Gene Therapy to Regrow Hair Cells May Treat Hearing Loss

Medically Reviewed by Brunilda Nazario, MD on February 15, 2005
From the WebMD Archives

Feb. 15, 2005 - A new study shows that regrowing lost hair cells in the inner ear with gene therapy may one day help restore lost hearing and treat deafness.

The hair cells inside the inner ear respond to sound waves and convert them into signals that the brain processes as sound. Researchers say when these cells are lost or damaged by aging, infection, or disease they cannot be replaced and lead to permanent hearing loss.

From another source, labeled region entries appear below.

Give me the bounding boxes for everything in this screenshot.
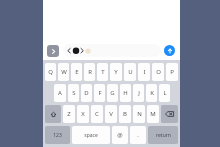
staticText: O	[156, 68, 161, 76]
staticText: L	[163, 89, 167, 97]
staticText: E	[75, 68, 79, 76]
staticText: S	[72, 89, 76, 97]
button[interactable]: V	[105, 105, 117, 123]
staticText: .	[137, 131, 139, 139]
staticText: Y	[114, 68, 118, 76]
staticText: H	[123, 89, 128, 97]
button[interactable]: B	[119, 105, 131, 123]
button[interactable]: J	[133, 84, 144, 102]
staticText: space	[84, 132, 98, 139]
staticText: B	[123, 110, 127, 118]
button[interactable]: Z	[63, 105, 75, 123]
staticText: D	[84, 89, 89, 97]
staticText: X	[81, 110, 85, 118]
staticText: T	[101, 68, 105, 76]
button[interactable]: return	[148, 126, 178, 144]
staticText: return	[156, 132, 171, 139]
button[interactable]: .	[130, 126, 146, 144]
button[interactable]: N	[133, 105, 145, 123]
button[interactable]: E	[71, 63, 82, 81]
staticText: K	[150, 89, 154, 97]
staticText: U	[128, 68, 133, 76]
button[interactable]: Q	[45, 63, 56, 81]
staticText: Z	[67, 110, 71, 118]
button[interactable]	[63, 44, 161, 57]
button[interactable]: T	[97, 63, 108, 81]
staticText: Q	[48, 68, 53, 76]
button[interactable]: X	[77, 105, 89, 123]
staticText: C	[95, 110, 99, 118]
button[interactable]: K	[146, 84, 157, 102]
staticText: I	[143, 68, 146, 76]
button[interactable]: M	[147, 105, 159, 123]
staticText: V	[109, 110, 113, 118]
button[interactable]: @	[112, 126, 128, 144]
button[interactable]: R	[84, 63, 95, 81]
staticText: @	[117, 131, 123, 139]
button[interactable]: Delete	[161, 105, 178, 123]
button[interactable]: C	[91, 105, 103, 123]
staticText: N	[137, 110, 142, 118]
staticText: J	[138, 89, 140, 97]
button[interactable]: G	[107, 84, 118, 102]
button[interactable]: L	[159, 84, 170, 102]
staticText: 123	[53, 132, 62, 139]
button[interactable]: O	[152, 63, 164, 81]
button[interactable]: Y	[110, 63, 122, 81]
button[interactable]: Send	[164, 45, 175, 56]
staticText: M	[150, 110, 156, 118]
button[interactable]: F	[94, 84, 105, 102]
button[interactable]: W	[58, 63, 69, 81]
staticText: G	[110, 89, 115, 97]
button[interactable]: Apps	[47, 45, 59, 57]
button[interactable]: D	[81, 84, 92, 102]
button[interactable]: Shift	[45, 105, 61, 123]
button[interactable]: H	[120, 84, 131, 102]
staticText: F	[98, 89, 102, 97]
button[interactable]: U	[124, 63, 136, 81]
staticText: P	[170, 68, 174, 76]
staticText: R	[88, 68, 92, 76]
button[interactable]: P	[166, 63, 178, 81]
staticText: W	[61, 68, 67, 76]
button[interactable]: I	[138, 63, 150, 81]
staticText: A	[58, 89, 62, 97]
button[interactable]: S	[68, 84, 79, 102]
button[interactable]: A	[54, 84, 66, 102]
button[interactable]: 123	[45, 126, 70, 144]
button[interactable]: space	[72, 126, 110, 144]
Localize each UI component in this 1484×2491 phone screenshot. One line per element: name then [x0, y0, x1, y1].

But in this study, researchers found that by transferring a gene that stimulates new hair growth into other cells of the inner ear, deafened guinea pigs were able to regain some of their lost hearing. They say it's the first time this type of hair regrowth and improved hearing has been shown in a mature deaf animal.

The gene, called Atoh1, appeared to stimulate new hair growth in the cochlea, a part of the inner ear. By causing surrounding cells to change into hair cells, this gene helps regrow hair and improves hearing.

Researchers say the findings suggest that gene therapy may offer a new approach to treating hearing loss in humans by repairing damaged sensory tissue in the inner ear.

They say a better understanding of the cells that support hearing in the inner ear may also lead to improvements in treatments for hearing loss, such as cochlear implantation, because the presence of some hair cells improves implant function.

For the study, which appears in the journal Nature Medicine, researchers used a virus to deliver Atoh1 to the inner ear cells of deaf guinea pigs. Eight weeks later, they saw new hair cells growing, and brain tests showed that the animals were picking up more sounds, although their hearing was still likely distorted.